Around 37 million Americans and 800 million people worldwide suffer from chronic kidney disease (CKD), according to the American Kidney Fund and research published by the University of Tennessee.
Despite more than a million people dying from CKD a year, few advancements in treatment have developed in more than a decade. Pharmacological therapy to delay CKD remains elusive. And the only actual treatment solution is dialysis, which dramatically reduces the quality of life for CKD patients.
Curespec was founded in 2020, and its first market-ready product, Nephrospec, shows promise in treating CKD by promoting new blood vessel formation and restoring damaged tissue function using its patented shockwave technology.
eHAT electro-Hydraulic Acoustic Therapy (eHAT) is an acoustic wave treatment with much less intensity than traditional shockwave treatment, which could result in kidney damage.
In several animal studies, eHAT has improved healing in tissues, such as bone, muscle, heart muscles and kidney, mainly via stimulating somatosensory receptors and upregulating vascular endothelial growth factors, easing inflammation and fibrosis, ultimately healing kidney tissue, preserving kidney function and delaying CKD progression. It can also attract stem cells into injured kidneys for tissue repair.
eHAT has been used for other indications for almost two decades, including some by Curespec’s sister company Medispec. For example, several studies have shown eHAT effective for treating musculoskeletal disorders, myocardial ischemia and erectile dysfunction.
Curespec was founded by Avner Spector, who has worked in the medical device field since the 1980s. His parents founded the technology company Spectronix. Spector has a degree in mechanical engineering. However, he became passionate about being an inventor of medical equipment and decided to try it. So, in 1992, he founded Medispec.

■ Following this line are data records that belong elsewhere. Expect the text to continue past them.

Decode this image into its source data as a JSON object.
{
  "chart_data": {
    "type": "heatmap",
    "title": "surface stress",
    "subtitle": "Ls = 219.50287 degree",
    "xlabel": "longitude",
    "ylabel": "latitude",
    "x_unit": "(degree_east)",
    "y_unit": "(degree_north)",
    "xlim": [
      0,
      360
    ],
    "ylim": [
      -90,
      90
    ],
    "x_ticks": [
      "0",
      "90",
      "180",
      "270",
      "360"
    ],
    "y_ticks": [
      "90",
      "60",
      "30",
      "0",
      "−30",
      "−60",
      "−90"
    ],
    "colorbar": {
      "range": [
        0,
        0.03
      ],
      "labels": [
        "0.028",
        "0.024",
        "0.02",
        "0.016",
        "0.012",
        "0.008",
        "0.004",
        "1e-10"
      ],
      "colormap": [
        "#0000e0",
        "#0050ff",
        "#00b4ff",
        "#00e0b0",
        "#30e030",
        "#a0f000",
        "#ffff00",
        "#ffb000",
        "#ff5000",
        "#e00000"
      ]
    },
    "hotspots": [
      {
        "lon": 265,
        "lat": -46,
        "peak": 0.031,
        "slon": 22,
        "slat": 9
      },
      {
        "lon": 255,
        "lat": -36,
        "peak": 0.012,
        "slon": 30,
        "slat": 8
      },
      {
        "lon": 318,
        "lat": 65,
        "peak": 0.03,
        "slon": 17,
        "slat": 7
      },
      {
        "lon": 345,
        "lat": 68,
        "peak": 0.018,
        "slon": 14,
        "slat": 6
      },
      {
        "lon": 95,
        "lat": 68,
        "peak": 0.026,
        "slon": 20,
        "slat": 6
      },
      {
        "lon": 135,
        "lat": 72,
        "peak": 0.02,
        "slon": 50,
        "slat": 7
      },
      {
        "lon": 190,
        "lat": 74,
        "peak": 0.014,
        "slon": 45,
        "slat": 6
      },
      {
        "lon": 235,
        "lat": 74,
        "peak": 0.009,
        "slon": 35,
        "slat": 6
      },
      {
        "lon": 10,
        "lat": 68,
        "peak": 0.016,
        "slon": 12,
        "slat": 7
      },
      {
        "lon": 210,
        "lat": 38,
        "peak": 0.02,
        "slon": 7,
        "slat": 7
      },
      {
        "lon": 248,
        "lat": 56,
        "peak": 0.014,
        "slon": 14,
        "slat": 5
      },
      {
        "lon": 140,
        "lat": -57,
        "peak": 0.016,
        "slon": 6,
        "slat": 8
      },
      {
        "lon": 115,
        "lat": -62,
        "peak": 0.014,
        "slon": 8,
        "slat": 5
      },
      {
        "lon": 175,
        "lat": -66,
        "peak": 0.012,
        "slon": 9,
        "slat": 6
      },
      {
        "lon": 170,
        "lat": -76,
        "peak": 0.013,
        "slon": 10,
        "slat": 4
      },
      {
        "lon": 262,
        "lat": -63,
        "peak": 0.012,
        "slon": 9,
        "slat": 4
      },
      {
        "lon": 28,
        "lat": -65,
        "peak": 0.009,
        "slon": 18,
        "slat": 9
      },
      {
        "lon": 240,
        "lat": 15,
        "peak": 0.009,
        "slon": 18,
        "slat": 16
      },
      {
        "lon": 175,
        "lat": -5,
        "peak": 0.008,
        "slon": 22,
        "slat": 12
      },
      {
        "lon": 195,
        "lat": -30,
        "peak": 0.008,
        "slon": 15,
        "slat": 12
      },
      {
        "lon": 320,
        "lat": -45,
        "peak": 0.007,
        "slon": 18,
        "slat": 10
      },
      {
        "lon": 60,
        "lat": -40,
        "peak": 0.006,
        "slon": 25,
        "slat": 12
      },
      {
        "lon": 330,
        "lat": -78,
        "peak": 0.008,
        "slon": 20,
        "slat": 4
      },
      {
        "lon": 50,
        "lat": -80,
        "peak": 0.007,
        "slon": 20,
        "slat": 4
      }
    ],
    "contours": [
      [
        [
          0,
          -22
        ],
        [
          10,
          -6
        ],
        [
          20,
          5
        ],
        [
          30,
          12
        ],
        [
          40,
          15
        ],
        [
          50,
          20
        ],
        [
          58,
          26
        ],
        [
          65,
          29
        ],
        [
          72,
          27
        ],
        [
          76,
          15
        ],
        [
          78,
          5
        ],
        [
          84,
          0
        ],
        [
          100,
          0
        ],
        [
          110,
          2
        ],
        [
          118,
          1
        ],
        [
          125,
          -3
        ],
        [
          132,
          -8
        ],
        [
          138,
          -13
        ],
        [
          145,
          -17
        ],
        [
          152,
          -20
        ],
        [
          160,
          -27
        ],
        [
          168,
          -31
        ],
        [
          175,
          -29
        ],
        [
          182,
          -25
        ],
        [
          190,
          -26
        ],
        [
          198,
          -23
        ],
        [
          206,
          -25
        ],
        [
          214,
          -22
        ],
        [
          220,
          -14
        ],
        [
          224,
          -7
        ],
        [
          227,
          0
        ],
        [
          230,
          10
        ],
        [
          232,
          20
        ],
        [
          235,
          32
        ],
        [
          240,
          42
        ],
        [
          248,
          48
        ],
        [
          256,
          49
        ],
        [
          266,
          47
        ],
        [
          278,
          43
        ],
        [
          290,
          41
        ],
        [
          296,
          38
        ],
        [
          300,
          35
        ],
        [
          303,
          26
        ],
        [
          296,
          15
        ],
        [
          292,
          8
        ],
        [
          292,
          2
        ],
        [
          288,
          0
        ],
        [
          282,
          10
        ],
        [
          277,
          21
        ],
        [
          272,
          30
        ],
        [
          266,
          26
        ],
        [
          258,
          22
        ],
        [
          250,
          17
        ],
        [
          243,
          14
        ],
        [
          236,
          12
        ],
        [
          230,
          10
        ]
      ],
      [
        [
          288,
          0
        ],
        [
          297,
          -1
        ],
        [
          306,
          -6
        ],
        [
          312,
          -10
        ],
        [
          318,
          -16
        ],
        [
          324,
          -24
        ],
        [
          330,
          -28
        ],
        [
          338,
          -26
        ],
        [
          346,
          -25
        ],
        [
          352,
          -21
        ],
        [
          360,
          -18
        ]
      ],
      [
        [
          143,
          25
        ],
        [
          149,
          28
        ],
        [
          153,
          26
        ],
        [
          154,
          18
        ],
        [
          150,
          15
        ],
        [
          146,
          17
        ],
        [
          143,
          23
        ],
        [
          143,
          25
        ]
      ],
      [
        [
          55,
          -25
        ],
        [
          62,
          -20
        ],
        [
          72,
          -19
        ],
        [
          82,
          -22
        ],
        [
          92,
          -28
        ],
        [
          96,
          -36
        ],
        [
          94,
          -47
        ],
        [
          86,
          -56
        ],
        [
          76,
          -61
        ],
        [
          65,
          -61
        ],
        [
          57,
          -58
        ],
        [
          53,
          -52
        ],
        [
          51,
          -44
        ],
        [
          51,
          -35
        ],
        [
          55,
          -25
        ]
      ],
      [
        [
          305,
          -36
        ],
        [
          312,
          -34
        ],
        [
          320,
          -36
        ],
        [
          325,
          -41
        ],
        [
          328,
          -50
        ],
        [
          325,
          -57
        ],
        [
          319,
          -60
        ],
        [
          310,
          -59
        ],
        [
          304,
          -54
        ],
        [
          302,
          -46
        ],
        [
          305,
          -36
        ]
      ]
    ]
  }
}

Earlier last decade, his friend’s wife suffered from kidney failure with few options. Her illness drove Spector to test his shockwave treatment for CKD. A significant study was conducted through the Mayo Clinic and financed by the National Institutes of Health, showing that what the company thought could theoretically work from animal studies “is more than a reality. The results were above our expectations,” Spector said.
Six patients were treated with Curespec’s Nephrospec, providing the device’s first safety data and the beginnings of its efficacy. In 2021, a patent for the method of this technology was granted by the US patent office.
A multinational Phase I clinical trial is underway in the Philippines and two hospitals in Israel – Shaare Zedek and Sheba Medical Center. The company is expanding the trial into seven more centers – two in the United States and five in Europe.
Because most studies using eHAT have been done in animals, these new clinical trials in human subjects will prove essential for understanding the use and effectiveness of eHAT in the real world.
Spector said the hope is that it could prove effective for using Nephrospec not only for CKD but also for diabetic kidney disease, acute kidney injury, and even kidney transplant. Although there is no research describing eHAT in transplant, the premise is intriguing, he said. Studies are expected to evaluate whether eHAT could improve allograft outcomes in addition to standard immunosuppression in kidney transplants.
“A kidney transplant costs nearly $500,000 to perform,” Spector said. “If we could save that money or at least improve the possibility of the transplant to succeed, the effects would be dramatic.”
He said, “My dream is to see this technology delay dialysis by at least two to four years for patients.” The eHAT is also proving effective at reducing blood pressure and the probability of a stroke, which is often linked to kidney failure.
“When you look at the global market of high blood pressure and CKD, you are talking about a few trillion-dollar market,” Spector added. “The dream is first to make this therapy available for the benefit of patients. Secondly, it is to reduce the cost of healthcare.”